Alors, quoi, Kombini ? Non, le rap n'est pas plus misogyne que le rock, pas plus que toi ni moi, ni Saez. C'est la propension d'un monde globalisé qui tend à dire que si on vise précis, on touche tout le monde ? Pourtant, c'est précis, c'est ciblé mais ça ne nomme personne. Tout est monté en épingle comme une satyre qui ne concerne personne à 100% mais tout le monde - Saez y compris - à 10%, ou plus ou moins. C'est le but de personnaliser un comportement en caricature. De démonter un archétype.

Et c'est ce détail là qui m'inquiète, en plus de votre incapacité à exprimer une critique en prenant autre chose en compte que l'état de vos intestins sur le coup. C'est pas que je défends Saez, car une partie de son oeuvre - celle que vous préférez, apparemment - m'est complètement étrangère. J'ai appris avec Saez à ne jamais trop chercher à creuser l'Humain derrière l'Artiste, parce que, sorti des communications aseptisés des community manager de Jul et de PNL, un artiste, c'est un humain, comme vous et moi, et que souvent, c'est de la merde.

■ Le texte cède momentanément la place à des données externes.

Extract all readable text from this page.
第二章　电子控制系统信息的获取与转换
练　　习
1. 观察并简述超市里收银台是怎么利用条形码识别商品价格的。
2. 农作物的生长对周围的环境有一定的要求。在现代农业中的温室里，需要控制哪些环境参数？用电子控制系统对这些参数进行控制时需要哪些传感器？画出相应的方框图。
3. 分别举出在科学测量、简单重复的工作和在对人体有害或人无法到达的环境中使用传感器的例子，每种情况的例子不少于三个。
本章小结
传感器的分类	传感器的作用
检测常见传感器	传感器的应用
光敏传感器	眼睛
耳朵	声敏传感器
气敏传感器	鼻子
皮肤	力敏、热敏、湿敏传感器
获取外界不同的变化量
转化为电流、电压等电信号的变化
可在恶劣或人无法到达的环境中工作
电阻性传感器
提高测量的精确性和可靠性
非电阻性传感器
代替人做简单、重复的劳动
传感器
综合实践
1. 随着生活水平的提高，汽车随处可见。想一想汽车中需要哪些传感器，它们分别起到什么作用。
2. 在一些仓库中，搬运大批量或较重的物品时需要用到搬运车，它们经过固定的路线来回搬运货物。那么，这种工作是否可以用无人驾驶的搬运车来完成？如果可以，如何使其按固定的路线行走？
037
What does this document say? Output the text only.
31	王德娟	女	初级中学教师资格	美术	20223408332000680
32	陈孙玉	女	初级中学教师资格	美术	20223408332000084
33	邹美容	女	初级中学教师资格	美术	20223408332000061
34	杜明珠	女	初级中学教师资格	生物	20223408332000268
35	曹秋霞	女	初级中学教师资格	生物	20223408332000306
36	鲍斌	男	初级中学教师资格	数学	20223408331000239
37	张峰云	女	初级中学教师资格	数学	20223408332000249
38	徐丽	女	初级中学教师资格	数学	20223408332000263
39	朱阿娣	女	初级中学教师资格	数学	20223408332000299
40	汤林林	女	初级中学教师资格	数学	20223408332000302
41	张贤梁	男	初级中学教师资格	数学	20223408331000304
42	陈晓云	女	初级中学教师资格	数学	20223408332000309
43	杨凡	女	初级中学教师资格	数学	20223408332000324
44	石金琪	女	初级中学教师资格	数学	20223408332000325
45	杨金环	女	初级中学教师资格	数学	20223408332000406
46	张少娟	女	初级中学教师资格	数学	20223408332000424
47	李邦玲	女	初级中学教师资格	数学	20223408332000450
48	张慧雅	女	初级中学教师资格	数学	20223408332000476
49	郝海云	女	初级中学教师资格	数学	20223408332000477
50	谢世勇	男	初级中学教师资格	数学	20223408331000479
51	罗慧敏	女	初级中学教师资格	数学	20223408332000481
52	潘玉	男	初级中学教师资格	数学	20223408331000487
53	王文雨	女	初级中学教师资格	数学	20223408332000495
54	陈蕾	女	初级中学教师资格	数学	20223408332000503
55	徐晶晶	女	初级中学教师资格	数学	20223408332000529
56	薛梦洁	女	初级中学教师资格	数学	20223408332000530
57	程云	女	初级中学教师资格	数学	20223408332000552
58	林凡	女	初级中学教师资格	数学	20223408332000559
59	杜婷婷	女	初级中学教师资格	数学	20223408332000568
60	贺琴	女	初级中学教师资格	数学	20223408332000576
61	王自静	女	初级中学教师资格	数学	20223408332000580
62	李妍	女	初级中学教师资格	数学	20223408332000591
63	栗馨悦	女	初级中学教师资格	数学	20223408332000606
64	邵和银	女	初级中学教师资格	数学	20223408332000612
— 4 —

Suite à votre critique, je suis allé voir vos playlist, pour voir quels artistes le média "Valideurs de bonnes paroles" se permet de conseiller. Allez, un petit extrait. Avenue Montaigne, de Maès '(je ne connaissais pas, et heureusement que j'ai l'estomac solide comparé à Konbini ) : "Et tu m'verras plus dans les médias ; Toi t'étais où, quand j'étais pas demandé ? J'regarde mon pénave, dessus j'ai 30 appels manqués J'mets en chaleur tes bitches " Aucun problème ici pour le critique à la plume de boue de Konbini : c'est validé et conseillé. Ensuite "Bankable", de Nelick.. " Encore les mêmes gows qu'on pas formés ; Attendent que je performe et perfore leur hymens". Un grand hymne pour la libération et le pouvoir des femmes, clairement, merci, Konbini, pour le conseil. Saez est un névrosé à ignorer car il éloigne le saint-troupeau de la voie de la tolérance universelle, par contre, Nelick, c'est frais et en tête de vos playlists. Le problème n'est ni le texte ni l'artiste, ni Nelick ni Saez : le problème c'est la différence de traitement des deux par vos services, et ce que ça révèle des mentalités actuelles. 

Passons peut-être vos interview de Kalash Criminel, qui ont pour but de demander à un gansgta-rappeur s'il préfère aller à la salle de sport cagoulé ou pas cagoulé. s'il préfère faire l'amour cagoulé ou non, là il n'y a plus de problème concernant le second degré ou la critique (je comprends très bien l'humour et le cynisme de KC, moins votre différence de traitement), quand il explique qu'il "baise les cougars cagoulés, mais les vraies meufs sans cagoule". Okay ! Je vous dis, heureusement qu'on a l'estomac plus solide que vous !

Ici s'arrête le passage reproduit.